The Agatha Christie Crime Collection 3 in one. Ordeal by Innocence. One, two, buckle my shoe. Adventures of the Christmas Pudding.
1.Ordeal by Innocence - Two years ago, Jacko Argyle's conviction for the brutal murder of his mother had been assured by the complete lack of any evidence supporting his claim to have been miles away, in the car of a complete stranger. Now, two years later, with Jacko Argyle dead and almost forgotten by the world at large, the stranger turns up. With the best of all reasons for not having come forward earlier with his evidence, he can at least console the family with the hope of a free pardon for the dead boy. Yet the family would clearly have preferred the earlier certainty of Jacko's guilt. Only gradually does Arthur Calgary realize why: If Jacko was not the murderer, then who, among the victim's family was?
2. One, Two, Buckle my Shoe - The surgery and waiting room of a busy London dentist provide a temporary resting place for an ever-changing population. At any moment those to be found there are likely to have little in common-except the ill-suppressed apprehensiveness that so often seize even unimaginative people at the thought of that very special chair. On one particular morning, at the premises of Mr Morley, things were rather different. Three people there had more in common than they knew, more than they would have delivered any comfort from knowing. All three were destined soon. very soon to be dead.

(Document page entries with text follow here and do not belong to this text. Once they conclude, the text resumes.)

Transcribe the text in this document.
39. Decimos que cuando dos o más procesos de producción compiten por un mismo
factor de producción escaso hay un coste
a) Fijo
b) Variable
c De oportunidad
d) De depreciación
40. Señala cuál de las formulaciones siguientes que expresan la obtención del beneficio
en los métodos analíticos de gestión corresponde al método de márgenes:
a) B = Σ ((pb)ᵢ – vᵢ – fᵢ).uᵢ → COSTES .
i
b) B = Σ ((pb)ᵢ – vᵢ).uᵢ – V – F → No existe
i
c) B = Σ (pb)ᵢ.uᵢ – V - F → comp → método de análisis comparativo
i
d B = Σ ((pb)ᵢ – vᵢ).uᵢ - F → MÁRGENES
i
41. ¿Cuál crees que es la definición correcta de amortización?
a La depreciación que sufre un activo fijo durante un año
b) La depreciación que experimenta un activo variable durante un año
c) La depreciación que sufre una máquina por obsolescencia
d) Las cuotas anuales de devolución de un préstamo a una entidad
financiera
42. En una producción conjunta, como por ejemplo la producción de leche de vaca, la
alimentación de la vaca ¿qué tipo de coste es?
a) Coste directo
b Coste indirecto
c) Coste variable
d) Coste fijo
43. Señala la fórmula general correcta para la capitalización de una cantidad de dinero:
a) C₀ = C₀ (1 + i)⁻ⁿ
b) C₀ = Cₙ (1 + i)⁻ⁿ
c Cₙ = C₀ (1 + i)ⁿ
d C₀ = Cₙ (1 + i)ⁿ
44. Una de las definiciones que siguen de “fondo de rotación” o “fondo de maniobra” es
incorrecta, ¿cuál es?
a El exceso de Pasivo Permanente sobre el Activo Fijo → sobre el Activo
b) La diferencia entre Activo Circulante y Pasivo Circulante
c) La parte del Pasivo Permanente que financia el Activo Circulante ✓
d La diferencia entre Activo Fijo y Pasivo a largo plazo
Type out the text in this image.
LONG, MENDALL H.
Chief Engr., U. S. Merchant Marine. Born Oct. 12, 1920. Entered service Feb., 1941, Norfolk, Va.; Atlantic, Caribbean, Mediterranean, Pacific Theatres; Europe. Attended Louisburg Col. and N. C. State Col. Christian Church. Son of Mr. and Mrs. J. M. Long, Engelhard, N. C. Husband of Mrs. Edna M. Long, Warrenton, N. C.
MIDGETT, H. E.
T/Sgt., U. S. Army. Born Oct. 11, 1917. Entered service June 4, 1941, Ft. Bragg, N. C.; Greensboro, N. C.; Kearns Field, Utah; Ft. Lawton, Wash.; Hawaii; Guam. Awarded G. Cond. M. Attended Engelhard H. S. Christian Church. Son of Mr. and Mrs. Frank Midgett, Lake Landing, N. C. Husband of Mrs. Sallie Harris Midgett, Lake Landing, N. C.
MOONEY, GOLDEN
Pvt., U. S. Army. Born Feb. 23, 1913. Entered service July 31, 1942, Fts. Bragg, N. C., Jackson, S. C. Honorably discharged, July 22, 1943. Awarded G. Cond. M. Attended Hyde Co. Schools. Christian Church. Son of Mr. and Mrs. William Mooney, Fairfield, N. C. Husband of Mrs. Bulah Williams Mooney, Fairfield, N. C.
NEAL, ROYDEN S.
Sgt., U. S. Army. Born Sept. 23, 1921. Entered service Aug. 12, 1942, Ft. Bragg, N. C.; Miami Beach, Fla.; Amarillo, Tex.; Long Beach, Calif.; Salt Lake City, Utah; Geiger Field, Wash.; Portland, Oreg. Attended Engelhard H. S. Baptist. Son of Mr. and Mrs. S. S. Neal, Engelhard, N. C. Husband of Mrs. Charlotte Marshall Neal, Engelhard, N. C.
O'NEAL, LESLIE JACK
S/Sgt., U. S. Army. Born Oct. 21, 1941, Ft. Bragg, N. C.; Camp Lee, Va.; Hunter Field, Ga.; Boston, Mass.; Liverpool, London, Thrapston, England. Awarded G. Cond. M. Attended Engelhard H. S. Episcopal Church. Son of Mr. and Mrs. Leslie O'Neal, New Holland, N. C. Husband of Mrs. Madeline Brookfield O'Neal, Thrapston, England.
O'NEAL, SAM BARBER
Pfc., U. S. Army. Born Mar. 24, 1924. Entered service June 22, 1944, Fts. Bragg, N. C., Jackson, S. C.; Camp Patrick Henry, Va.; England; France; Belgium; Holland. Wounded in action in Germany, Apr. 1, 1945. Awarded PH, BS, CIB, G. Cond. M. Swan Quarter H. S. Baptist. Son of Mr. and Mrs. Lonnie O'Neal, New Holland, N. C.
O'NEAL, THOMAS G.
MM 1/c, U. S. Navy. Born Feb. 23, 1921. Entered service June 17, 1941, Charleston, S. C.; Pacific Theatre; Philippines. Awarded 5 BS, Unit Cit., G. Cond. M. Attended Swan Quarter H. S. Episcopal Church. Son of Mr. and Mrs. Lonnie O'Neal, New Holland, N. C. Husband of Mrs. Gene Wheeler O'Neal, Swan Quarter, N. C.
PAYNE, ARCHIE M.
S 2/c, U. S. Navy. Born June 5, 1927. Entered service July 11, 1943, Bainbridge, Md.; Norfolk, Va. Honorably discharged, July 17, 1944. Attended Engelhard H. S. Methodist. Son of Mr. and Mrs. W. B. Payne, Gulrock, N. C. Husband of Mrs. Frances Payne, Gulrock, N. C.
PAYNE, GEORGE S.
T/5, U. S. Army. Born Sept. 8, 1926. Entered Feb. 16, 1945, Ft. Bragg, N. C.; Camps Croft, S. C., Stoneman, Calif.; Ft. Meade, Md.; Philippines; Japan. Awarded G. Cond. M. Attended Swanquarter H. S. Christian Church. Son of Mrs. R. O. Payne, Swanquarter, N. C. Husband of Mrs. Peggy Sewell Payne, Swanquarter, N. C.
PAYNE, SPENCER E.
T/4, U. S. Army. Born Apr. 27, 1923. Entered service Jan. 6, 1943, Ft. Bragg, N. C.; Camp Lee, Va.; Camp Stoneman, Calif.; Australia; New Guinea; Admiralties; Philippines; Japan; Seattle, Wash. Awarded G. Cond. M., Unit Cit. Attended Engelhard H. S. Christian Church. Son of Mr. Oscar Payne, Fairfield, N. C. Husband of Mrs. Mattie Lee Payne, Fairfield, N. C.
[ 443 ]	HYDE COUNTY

3. The Adventures of the Christmas Pudding. The idea of a "white Christmas" at an English country house was not one that appealed to Poirot: especially since the house in question boasted a fourteen-century wing. For Poirot, this spelled stone floors, draughts and ice-cold bedrooms. But the discovery that this admirable establishment had oil-fired central heating and other similar concessions to the twentieth century finally persuaded him that the gastronomic delights that has been promised might be enjoyed at not too high a cost. And then there was the fee, of course; because this was not really a holiday. There was a job to be done-an investigation requiring all the all the resourcefulness and tact which Poirot prided himself on possessing to a quiet exceptional degree.